Le sujet de la prévoyance n’est pas oublié : « Dès 2021, le gouvernement reviendra sur une mesure adoptée en 2015 ayant limité le versement d’un capital décès à 13 888 € pour l’établir à un an de rémunération. Des discussions s’engageront également en 2021 pour la mise en place d’un régime pérenne plus protecteur pour les agents de l’État. Les employeurs territoriaux définiront leur participation aux contrats de prévoyance », souligne Amélie de Montchalin.
Ce qui vaut cette réflexion de la Mutuelle Nationale des Fonctionnaires des Collectivités Territoriales (MNFCT, groupe Macif), qui « propose que le socle minimum sur lequel participeront les employeurs publics comprennent des garanties en cas de mise en retraite pour invalidité. En effet, la mise en retraite pour invalidité représentant souvent pour les agents concernés une assignation à vivre dans la précarité jusqu’à la fin de leurs jours ».
Des questions encore sans réponse
Un projet d’ordonnance sera donc soumis au Conseil commun de la fonction publique pour fixer ces nouvelles dispositions au mois de janvier. Seront attendus d’ici là un certain nombre d’éclaircissements, à la fois pour les fonctions publiques hospitalière et territoriale (moins mises en avant que celle d’État) mais aussi pour la coexistence de ces nouvelles règles avec celles existantes – les référencements dans les ministères se concluant par exemple entre 2024 et 2026.

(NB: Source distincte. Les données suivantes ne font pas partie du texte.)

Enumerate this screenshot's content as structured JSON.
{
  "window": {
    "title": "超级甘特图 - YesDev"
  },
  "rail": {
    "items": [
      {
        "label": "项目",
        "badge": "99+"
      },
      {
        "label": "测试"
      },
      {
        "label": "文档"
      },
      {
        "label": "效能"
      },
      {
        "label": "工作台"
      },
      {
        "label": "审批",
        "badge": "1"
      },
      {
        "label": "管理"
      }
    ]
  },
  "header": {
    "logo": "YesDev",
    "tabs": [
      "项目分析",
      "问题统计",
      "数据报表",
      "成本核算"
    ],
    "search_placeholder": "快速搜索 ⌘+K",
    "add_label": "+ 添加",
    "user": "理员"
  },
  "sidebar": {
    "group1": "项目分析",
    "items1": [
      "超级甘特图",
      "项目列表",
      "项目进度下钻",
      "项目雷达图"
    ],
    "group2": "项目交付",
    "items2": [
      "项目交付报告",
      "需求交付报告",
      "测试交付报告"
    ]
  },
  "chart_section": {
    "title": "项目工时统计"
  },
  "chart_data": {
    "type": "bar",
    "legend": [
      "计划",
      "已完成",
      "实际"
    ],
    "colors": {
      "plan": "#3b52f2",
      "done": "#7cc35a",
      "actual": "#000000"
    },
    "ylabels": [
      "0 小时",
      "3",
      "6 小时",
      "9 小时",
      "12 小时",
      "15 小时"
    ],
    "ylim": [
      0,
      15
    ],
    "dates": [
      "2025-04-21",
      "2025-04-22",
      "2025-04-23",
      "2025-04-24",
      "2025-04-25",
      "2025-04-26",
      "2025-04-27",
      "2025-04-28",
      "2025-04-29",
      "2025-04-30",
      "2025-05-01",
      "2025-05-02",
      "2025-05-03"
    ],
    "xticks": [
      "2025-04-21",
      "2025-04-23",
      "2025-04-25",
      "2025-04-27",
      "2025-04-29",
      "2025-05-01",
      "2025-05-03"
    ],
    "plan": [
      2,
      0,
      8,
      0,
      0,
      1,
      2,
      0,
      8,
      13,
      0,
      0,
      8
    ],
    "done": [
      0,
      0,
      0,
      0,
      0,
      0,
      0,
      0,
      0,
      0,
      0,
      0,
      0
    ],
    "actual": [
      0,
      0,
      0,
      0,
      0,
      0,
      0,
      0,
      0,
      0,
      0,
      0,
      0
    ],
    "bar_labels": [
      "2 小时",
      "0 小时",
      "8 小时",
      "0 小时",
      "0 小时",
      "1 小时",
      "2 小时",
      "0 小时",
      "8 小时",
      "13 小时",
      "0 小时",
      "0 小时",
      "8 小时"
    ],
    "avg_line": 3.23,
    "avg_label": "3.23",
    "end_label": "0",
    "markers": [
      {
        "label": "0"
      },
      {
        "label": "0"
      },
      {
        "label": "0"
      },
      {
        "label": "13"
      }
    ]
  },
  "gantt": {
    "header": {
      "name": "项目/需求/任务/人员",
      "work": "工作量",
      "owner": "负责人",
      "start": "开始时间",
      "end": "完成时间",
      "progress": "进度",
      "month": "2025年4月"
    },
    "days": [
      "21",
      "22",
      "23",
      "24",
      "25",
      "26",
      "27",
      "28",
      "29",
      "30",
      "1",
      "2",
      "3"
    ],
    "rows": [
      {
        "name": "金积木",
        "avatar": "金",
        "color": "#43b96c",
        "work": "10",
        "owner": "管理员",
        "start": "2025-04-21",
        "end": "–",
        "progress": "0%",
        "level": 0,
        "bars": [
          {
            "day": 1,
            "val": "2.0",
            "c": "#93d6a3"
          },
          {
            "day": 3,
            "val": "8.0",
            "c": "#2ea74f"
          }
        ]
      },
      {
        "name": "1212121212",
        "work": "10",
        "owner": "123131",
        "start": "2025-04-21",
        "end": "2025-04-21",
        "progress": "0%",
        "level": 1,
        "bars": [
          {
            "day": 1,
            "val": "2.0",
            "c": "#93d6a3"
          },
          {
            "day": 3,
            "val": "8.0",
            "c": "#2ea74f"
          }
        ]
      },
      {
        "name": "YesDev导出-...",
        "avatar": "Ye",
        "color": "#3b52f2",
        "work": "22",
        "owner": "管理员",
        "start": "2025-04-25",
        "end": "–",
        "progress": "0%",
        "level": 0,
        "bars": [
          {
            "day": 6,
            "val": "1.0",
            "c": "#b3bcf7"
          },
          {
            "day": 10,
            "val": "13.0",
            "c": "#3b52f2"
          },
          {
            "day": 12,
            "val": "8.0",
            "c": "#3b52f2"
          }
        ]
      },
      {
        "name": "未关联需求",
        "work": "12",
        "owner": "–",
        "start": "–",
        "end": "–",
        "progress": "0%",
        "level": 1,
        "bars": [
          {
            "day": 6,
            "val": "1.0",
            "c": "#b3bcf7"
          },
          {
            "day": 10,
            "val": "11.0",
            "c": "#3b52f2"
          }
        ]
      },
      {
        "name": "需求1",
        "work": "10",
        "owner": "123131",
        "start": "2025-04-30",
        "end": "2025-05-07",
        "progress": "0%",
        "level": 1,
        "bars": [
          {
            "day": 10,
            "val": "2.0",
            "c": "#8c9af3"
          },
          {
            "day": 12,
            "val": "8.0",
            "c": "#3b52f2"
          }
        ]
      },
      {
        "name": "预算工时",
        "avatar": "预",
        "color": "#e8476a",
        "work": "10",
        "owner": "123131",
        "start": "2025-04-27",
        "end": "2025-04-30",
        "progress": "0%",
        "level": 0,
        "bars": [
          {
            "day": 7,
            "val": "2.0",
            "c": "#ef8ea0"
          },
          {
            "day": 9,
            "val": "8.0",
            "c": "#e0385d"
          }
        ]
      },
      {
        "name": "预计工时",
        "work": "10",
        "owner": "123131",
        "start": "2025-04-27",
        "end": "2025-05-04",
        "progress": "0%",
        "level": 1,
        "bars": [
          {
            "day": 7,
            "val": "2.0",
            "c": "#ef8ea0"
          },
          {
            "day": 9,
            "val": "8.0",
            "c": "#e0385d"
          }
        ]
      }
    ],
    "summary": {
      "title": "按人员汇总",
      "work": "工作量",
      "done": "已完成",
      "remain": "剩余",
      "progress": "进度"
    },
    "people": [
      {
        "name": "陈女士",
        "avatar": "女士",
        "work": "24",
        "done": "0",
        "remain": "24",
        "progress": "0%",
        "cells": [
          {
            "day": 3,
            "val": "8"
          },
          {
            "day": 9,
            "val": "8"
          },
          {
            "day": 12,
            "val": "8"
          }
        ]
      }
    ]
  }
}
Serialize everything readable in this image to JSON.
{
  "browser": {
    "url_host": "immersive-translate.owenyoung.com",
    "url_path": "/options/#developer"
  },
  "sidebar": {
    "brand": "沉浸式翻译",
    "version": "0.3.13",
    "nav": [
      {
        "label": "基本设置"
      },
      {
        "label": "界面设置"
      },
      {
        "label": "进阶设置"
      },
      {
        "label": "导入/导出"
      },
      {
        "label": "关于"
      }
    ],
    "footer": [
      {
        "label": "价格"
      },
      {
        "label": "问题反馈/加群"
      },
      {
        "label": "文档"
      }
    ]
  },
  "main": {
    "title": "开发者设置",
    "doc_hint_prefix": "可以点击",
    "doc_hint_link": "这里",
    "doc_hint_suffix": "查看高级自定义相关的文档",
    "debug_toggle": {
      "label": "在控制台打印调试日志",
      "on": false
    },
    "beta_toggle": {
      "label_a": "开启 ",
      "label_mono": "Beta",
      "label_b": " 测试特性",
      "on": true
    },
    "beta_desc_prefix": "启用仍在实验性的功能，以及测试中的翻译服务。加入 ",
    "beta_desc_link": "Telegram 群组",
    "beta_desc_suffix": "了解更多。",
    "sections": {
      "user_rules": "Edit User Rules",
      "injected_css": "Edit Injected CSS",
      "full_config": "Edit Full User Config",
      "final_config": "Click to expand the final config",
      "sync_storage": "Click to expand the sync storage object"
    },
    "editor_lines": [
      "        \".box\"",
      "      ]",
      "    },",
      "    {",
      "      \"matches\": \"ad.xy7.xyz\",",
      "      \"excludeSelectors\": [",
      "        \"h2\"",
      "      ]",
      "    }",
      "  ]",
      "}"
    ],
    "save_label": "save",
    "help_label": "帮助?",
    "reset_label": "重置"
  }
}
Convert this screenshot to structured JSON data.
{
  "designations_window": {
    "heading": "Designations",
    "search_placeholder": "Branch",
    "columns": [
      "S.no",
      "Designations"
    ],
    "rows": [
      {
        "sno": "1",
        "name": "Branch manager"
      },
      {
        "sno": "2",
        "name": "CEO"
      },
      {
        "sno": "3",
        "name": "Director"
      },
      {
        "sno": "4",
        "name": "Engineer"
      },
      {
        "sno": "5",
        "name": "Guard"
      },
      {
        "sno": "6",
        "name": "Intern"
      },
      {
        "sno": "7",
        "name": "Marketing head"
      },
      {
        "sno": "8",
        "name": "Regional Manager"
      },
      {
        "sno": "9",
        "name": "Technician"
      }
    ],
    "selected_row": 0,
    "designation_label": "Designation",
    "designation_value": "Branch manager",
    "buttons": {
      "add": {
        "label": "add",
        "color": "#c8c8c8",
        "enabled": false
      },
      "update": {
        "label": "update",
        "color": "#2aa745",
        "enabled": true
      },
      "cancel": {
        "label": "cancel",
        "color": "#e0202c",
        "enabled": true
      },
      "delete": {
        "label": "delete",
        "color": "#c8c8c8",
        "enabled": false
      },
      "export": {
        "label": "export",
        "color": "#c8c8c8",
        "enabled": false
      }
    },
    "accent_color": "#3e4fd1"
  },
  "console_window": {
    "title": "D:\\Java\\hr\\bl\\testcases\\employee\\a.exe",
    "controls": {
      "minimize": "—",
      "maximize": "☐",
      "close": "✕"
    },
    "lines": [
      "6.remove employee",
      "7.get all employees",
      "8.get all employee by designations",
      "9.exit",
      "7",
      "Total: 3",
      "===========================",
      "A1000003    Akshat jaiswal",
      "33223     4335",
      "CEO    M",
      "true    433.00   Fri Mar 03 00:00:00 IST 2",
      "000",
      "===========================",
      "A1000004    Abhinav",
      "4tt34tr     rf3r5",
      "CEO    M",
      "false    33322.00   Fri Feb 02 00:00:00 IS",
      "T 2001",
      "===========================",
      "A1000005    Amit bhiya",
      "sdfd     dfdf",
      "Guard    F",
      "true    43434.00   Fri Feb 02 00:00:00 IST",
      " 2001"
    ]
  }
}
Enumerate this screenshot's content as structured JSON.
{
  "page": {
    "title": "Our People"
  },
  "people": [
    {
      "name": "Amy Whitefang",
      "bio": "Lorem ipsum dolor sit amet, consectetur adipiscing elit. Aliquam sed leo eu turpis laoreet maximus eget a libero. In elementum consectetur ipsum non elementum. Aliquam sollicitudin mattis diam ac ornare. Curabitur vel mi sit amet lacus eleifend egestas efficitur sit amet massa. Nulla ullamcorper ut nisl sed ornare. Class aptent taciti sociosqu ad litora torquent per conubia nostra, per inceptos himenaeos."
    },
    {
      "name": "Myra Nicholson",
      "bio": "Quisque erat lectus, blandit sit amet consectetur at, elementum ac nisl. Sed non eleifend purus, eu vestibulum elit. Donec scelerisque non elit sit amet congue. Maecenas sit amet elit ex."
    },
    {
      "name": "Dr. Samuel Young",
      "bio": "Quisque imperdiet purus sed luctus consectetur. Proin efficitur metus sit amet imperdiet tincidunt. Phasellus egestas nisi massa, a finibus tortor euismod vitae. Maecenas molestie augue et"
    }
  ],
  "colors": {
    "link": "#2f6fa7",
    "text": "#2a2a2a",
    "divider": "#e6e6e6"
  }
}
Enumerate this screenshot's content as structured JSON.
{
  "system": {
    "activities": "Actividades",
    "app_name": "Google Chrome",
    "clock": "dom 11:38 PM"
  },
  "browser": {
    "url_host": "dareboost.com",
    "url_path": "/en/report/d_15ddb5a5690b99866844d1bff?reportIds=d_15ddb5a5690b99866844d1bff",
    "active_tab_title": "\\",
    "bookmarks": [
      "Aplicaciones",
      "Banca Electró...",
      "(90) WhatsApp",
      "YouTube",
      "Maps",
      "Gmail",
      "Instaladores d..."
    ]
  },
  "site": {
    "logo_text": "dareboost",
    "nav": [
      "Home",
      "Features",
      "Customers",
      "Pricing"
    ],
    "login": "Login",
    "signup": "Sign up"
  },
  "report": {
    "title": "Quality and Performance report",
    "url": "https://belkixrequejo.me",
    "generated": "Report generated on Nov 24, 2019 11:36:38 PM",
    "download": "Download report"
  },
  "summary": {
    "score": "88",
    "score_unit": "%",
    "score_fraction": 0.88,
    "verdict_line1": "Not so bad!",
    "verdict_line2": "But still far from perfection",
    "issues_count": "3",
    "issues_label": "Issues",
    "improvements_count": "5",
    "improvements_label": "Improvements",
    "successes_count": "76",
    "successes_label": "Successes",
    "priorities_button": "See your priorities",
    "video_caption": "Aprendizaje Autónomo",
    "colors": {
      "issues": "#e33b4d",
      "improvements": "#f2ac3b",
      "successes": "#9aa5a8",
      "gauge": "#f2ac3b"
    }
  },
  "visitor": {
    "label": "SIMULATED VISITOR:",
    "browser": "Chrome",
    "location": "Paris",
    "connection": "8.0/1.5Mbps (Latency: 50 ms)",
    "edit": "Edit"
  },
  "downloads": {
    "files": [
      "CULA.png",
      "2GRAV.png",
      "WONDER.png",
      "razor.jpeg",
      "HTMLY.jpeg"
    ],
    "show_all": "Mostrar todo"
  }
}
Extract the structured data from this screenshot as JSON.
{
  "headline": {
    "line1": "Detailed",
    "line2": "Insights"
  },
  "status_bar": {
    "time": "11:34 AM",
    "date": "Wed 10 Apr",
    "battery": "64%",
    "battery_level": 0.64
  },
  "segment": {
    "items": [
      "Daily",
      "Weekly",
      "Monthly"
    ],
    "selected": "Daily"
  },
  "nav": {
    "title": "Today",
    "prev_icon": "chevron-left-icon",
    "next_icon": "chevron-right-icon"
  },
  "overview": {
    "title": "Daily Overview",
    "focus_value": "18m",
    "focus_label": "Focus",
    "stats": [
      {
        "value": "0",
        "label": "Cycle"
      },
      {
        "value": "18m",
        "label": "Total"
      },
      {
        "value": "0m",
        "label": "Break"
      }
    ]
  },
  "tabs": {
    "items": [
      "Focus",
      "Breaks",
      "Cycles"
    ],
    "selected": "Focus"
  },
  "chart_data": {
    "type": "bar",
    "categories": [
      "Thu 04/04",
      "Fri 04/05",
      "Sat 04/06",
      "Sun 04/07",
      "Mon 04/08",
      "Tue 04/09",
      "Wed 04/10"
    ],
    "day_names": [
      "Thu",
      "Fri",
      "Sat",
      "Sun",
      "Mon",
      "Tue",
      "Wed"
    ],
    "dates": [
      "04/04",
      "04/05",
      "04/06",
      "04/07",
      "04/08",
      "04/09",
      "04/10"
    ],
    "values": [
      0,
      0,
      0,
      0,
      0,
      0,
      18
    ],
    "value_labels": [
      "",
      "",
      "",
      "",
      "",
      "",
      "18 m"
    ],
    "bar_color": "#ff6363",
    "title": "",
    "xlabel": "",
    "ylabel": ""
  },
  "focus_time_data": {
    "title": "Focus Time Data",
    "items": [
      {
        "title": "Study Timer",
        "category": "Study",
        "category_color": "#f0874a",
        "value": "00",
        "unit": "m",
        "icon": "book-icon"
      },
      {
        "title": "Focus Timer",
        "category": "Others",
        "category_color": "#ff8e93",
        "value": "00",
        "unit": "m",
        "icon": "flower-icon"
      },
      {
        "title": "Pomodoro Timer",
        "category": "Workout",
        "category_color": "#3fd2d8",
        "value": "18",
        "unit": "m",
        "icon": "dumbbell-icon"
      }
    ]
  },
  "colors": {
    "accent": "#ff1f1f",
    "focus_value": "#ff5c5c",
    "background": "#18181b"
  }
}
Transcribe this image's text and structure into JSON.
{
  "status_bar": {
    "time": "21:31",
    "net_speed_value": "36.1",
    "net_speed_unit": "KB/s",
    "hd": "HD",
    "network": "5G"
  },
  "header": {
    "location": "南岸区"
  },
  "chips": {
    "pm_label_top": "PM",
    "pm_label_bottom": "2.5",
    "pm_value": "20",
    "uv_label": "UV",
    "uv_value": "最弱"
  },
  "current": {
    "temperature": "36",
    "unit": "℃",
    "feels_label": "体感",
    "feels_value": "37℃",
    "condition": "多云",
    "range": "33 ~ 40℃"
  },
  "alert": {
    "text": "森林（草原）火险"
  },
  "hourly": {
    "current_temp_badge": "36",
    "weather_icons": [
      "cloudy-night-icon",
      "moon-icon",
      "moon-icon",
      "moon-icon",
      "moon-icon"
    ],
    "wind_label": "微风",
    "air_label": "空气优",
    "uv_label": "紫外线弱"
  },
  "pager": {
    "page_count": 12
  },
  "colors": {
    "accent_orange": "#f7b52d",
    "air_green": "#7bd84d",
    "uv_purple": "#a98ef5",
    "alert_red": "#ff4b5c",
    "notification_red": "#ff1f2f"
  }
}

Ce qui inquiète d’ailleurs Serge Brichet, par ailleurs globalement satisfait de ces avancées, à la fois d’un point de vue opérationnel et juridique : « si ce système fonctionne sous la forme d’un chèque dédié, sur le modèle du chèque transport existant (…) il n’y aura pas de distinction en fonction du type de couverture choisi par l’agent » – notamment de la part d’organismes fonctionnant en dehors des conventions de référencement, ce qui lui fait dire que ces modalités pourraient « perturber l’organisation du modèle mutualiste à terme ». Par ailleurs, quant à l’existant, Serge Brichet considère qu’il y aura « des travaux juridiques à mener pour attester de la compatibilité de ces situations ».